En los libros de los augures romanos se conservaban en secreto los verdaderos nombres del río Tíber; uno de ellos, coluber (culebra), se debía evidentemente a su curso sinuoso, como el del cuerpo de una serpiente (Santiago Montero Herrero, El emperador y los ríos).

La ofiolatría fue muy probablemente un culto hídrico al río bajo su forma serpentiforme. En Galicia el topónimo Cerponzóns (Pontevedra) remite a la forma "Serpentiones", documentada en 1019. Asimismo en el Tumbo de Samos aparece un "rivulum Serpentina" documentado en 1074. En la base de datos de Toponimia de Galicia se recogen como hidrónimos derivados de la base *SERP-, "culebra, río sinuoso": Rego das Serpes (Barreiros, Lugo), Río da Xerpe (Betanzos, Coruña), Fonte da Xerpe (Cambre, Coruña) y Val da Serpe (Manzaneda, Ourense).

Pedrafita do Monte Curuto. (C) O Embigo do Becho: Espectacular achado en Cerponzóns.

En mi opinión el serpentiforme grabado en el milenario menhir de Cerponzóns sería un emblema heráldico del nombre del río-serpiente del lugar, Serpentione, actual río Rons. Para ello sería necesario presumir, dada la antigüedad del grabado, anterior a la romanización de la Península, que la base hidronímica *SERP-, "culebra, río sinuoso", era paleoeuropea, no exclusivamente latina.

Moralejo Lasso había considerado que el nombre del río Anllóns (Bergantiños, Coruña) podía provenir de *angulones, aumentativo del latín angulum, "ángulo", en referencia a los meandros del río: "de *ang(u)lones "rincones, meandros", por alusión a los que forma en su curso bajo y desembocadura". Perfilando algo más su idea diremos que su *angulones podría ser en realidad un derivado de anguis, "serpiente, culebra, río sinuoso". Asimismo, Angrois (Santiago de Compostela, Coruña) podría compartir la misma etimología *angulones pero con otra solución que comprende g´l > gr, como en regula > regra, y caída de la nasal intervocálica (Angrões, 1396 - Corpus Xelmírez).

lunes, 5 de enero de 2015

Dos soportes, no in situ, del dolmen de Pena da Aguia

Desde que Don Federico Maciñeira fotografió el dolmen de Pena da Aguia en Cedeira a principios del siglo XX ("Túmulos prehistóricos. Inventario descriptivo de los doscientos ochenta y seis túmulos [...] del Cabo Ortegal", BRAG, XXIII, 1942) algunos hemos intentado infructuosamente localizar sus restos a pesar de que en la bibliografía en general (Villoch, Ramil y López Loureiro) se clasifique entre los megalitos desaparecidos.

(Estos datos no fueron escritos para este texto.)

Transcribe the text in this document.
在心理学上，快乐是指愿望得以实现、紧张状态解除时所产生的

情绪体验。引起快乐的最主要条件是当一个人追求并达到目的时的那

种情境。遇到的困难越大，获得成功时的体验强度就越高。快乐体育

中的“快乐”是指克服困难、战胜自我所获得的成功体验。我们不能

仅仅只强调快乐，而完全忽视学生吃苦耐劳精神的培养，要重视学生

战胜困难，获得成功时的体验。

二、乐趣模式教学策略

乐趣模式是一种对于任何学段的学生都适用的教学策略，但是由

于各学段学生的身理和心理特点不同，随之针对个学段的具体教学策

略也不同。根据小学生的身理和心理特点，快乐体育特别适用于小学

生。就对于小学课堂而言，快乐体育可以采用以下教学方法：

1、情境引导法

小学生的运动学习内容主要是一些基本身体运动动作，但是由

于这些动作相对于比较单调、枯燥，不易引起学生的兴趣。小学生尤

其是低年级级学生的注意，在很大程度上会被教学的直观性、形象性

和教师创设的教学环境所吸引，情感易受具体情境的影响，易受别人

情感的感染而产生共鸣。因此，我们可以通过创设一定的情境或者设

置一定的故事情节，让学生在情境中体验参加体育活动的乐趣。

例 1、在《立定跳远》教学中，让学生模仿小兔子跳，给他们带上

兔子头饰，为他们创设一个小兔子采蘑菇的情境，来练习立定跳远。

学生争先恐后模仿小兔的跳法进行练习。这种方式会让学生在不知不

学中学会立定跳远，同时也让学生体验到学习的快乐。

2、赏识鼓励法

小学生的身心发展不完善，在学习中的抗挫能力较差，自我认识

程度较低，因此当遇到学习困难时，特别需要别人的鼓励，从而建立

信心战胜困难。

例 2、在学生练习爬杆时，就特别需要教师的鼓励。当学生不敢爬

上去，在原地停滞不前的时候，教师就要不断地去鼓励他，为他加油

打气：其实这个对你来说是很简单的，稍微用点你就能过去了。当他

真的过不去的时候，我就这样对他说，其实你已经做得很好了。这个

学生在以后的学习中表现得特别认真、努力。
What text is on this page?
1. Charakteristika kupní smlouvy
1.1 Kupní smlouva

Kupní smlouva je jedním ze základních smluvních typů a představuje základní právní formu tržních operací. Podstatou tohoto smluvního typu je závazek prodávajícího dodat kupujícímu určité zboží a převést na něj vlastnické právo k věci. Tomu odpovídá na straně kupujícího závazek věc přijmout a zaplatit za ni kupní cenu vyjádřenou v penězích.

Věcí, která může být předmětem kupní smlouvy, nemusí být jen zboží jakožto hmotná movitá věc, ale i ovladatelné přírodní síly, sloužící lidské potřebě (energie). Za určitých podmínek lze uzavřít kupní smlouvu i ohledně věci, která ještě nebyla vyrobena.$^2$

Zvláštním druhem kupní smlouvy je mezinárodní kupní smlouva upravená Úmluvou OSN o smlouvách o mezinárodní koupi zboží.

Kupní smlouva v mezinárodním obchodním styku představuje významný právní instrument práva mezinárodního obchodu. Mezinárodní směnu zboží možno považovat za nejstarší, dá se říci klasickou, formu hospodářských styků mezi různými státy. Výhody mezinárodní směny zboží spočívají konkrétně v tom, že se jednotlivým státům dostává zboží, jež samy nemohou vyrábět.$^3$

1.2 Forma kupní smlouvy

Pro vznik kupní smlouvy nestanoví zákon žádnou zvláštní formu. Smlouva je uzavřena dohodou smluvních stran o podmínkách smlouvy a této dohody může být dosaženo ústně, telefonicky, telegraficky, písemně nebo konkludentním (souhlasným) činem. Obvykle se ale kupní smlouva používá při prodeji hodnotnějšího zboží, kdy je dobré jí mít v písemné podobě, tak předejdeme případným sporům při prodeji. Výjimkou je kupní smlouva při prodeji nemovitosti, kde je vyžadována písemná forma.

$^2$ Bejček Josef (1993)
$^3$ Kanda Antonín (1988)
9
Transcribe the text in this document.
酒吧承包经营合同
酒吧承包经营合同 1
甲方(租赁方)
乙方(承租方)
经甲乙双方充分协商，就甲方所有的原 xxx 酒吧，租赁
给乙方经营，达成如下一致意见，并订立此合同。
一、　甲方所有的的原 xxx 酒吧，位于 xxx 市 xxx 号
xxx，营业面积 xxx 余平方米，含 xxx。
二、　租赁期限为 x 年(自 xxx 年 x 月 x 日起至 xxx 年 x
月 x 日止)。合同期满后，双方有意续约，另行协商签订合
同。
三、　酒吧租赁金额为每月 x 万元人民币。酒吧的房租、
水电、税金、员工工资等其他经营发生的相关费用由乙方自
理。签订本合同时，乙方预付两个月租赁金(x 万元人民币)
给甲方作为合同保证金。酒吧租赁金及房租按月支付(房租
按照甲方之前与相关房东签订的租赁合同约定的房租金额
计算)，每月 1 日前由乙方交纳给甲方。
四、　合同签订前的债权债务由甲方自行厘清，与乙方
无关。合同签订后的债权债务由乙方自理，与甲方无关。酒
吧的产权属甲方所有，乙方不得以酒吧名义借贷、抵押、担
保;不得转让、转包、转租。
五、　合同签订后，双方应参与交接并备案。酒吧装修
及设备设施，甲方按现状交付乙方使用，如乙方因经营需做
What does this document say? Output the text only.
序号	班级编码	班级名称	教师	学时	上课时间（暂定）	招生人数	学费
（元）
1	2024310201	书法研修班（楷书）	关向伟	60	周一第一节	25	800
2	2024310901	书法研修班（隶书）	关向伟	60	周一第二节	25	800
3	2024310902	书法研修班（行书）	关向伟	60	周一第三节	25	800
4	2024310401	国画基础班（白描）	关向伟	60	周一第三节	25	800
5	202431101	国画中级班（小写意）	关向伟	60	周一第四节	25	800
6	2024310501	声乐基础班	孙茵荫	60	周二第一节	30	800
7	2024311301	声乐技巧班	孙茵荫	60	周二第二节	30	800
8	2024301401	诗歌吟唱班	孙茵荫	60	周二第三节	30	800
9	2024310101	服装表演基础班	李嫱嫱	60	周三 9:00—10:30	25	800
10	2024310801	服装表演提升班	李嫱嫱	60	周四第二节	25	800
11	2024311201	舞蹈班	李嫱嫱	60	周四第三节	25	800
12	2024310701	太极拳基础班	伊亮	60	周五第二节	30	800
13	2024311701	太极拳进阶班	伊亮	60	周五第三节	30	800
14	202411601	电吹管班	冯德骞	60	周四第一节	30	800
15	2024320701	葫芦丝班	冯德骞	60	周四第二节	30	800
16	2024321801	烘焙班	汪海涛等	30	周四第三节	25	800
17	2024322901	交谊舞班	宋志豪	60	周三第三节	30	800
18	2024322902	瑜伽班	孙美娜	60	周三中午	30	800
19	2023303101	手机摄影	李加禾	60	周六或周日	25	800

Don Federico explicaba que "fué destruido a fines del siglo XIX por los campesinos, en el consabido afán de extraerle los supuestos tesoros encantados que según la tradición contenía, y más tarde llevaron de allí hasta los grandes lajones que lo cubrían, a fin de utilizarlos, así como algunos de los soportes". Lo cierto es que el dolmen fue destruido, pero no totalmente, y la prueba es que Maciñeira lo fotografía en un estado bastante aceptable tras su parcial desmantelamiento.


A partir del texto de Maciñeira sabemos que algunos de los soportes fueron reutilizados por los paisanos, presumiblemente como cierres de sus fincas; siendo esta una de las aplicaciones más frecuentes. Hoy hemos dado otra vuelta por Pena da Aguia y, ante la imposibilidad de penetrar el espeso arbolado de la cima, cogimos por el tramo del camino de San Andrés que desemboca en la carretera que lleva a Candales. Allí localizamos dos de los soportes del megalito en medio de un muro de piedras menudas que forma un cierre. Cabe destacar, también, la reutilización de uno de los soportes como panel viario que acoge la flecha roja indicadora del camino.


Suponemos que los restos de la cámara o del túmulo no han de estar muy lejos ya que la cima de Pena da Aguia con su necrópolis está prácticamente junto a este camino, y además el peso de los soportes no permitiría trasladarlos a mucha distancia.

Ubicación: por la carretera que pasa por Candales en dirección a San Roque de Reboredo, y como a unos 400 metros antes del llegar al pueblo de Candales, se coge a la derecha un camino de tierra que sale del punto 43°39'50.8"N 8°00'29.4"W, siguiendo por ese camino unos 50 metros se encuentran los dos soportes encastrados en un muro a la derecha.